For a delicious, golden brown, crunchy coating, air fry cinnamon-scented whole grain bread sticks in our high-protein vegetarian breakfast recipe for picky eaters.
Air-Fried Flaxseed French Toast Sticks with Berries
This quick sheet pan recipe has everything we love: bagels, eggs, feta cheese, fresh herbs, salty olives, and juicy tomatoes. It is better than a deli.
Sheet Pan Egg-Stuffed Bagels
Smoothies are a fast, high-protein vegetarian breakfast that contain all three food categories. This smoothie has lasting vitality thanks to Greek yogurt, milk, and chia seeds.
Pancake recipes can be more than just carbs.
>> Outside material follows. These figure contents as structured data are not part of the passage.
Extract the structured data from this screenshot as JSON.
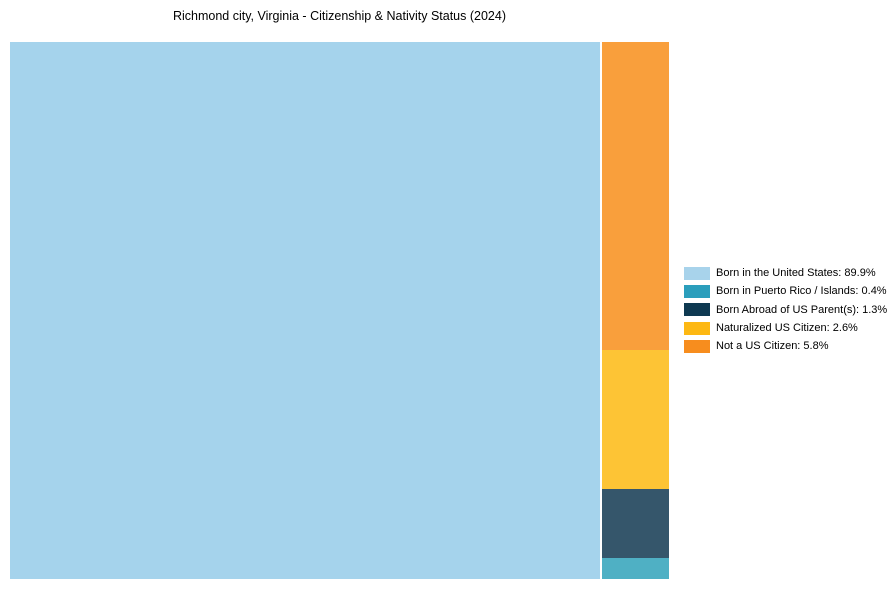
{
  "title": "Richmond city, Virginia - Citizenship & Nativity Status (2024)",
  "background_color": "#ffffff",
  "chart_data": {
    "type": "treemap",
    "title": "Richmond city, Virginia - Citizenship & Nativity Status (2024)",
    "legend_position": "right",
    "layout": "largest category fills left side; remaining categories stacked vertically in right column, largest on top",
    "items": [
      {
        "label": "Born in the United States",
        "value_pct": 89.9,
        "legend_text": "Born in the United States: 89.9%",
        "legend_color": "#A8D3EB",
        "block_color": "#A5D3EC"
      },
      {
        "label": "Born in Puerto Rico / Islands",
        "value_pct": 0.4,
        "legend_text": "Born in Puerto Rico / Islands: 0.4%",
        "legend_color": "#2B9EBC",
        "block_color": "#4FB0C4"
      },
      {
        "label": "Born Abroad of US Parent(s)",
        "value_pct": 1.3,
        "legend_text": "Born Abroad of US Parent(s): 1.3%",
        "legend_color": "#0E3951",
        "block_color": "#35566B"
      },
      {
        "label": "Naturalized US Citizen",
        "value_pct": 2.6,
        "legend_text": "Naturalized US Citizen: 2.6%",
        "legend_color": "#FDB813",
        "block_color": "#FDC435"
      },
      {
        "label": "Not a US Citizen",
        "value_pct": 5.8,
        "legend_text": "Not a US Citizen: 5.8%",
        "legend_color": "#F78D1E",
        "block_color": "#F99F3C"
      }
    ]
  }
}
With low-fat yogurt, walnuts, and an egg, you will not be craving snacks an hour after eating this high-protein vegetarian meal.
Buttermilk Bran Cakes with Apple-Walnut Topping
This high-protein vegetarian breakfast comes with goat cheese, dates, walnuts, and honey, creating a deliciously sweet-salty combo.
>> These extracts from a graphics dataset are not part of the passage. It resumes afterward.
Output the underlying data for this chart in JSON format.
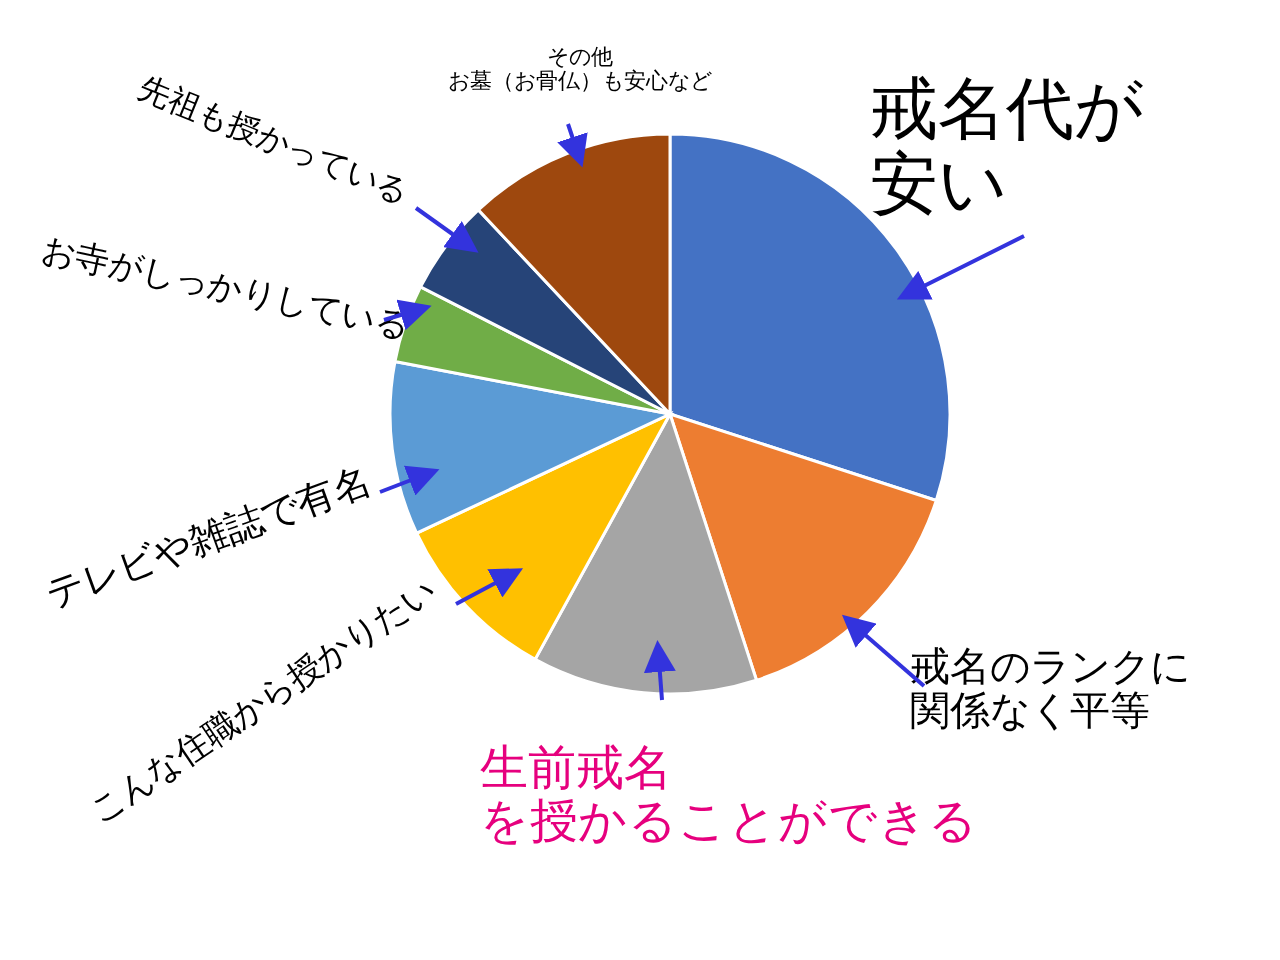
{
  "chart_data": {
    "type": "pie",
    "categories": [
      "戒名代が安い",
      "戒名のランクに関係なく平等",
      "生前戒名を授かることができる",
      "こんな住職から授かりたい",
      "テレビや雑誌で有名",
      "お寺がしっかりしている",
      "先祖も授かっている",
      "その他お墓（お骨仏）も安心など"
    ],
    "values": [
      30,
      15,
      13,
      10,
      10,
      4.5,
      5.5,
      12
    ],
    "colors": [
      "#4472c4",
      "#ed7d31",
      "#a5a5a5",
      "#ffc000",
      "#5b9bd5",
      "#70ad47",
      "#264478",
      "#9e480e"
    ],
    "legend": false
  }
}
Oatmeal with Goat Cheese, Dates, Walnuts, and Honey
Cream cheese, toasted sunflower nuts, and whole-grain bread make this waffle sandwich nutritious. For added protein, try whipped ricotta or plain Greek yogurt.
Strawberries and Cream Waffle Sandwiches
Replace oatmeal with quinoa for twice the protein and add peanut butter, jelly, and peanuts for a quick and hearty vegetarian breakfast.
Peanut Butter and Fruit Quinoa
Avocado toast is good, but a 10-minute high-protein vegetarian breakfast sandwich is better.
Avocado and Egg Breakfast Sandwich
Instead of drive-through muffins, try one of these vegetable-topped flatbreads with eggs cooked to your liking. This high-protein vegetarian breakfast for four takes 20 minutes to make.
Mediterranean Breakfast Sandwiches
Use water to simmer nutritious steel-cut oats to try this savory oatmeal trend. Mushrooms sautéed in sesame oil with fresh ginger add flavor to a high-protein vegetarian breakfast you will want to prepare every weekend.
Ginger-Sesame Oats With Mushrooms and Charred Green Onions
10 Epicurean Korean Dishes from the 2024 Korean Food Guide!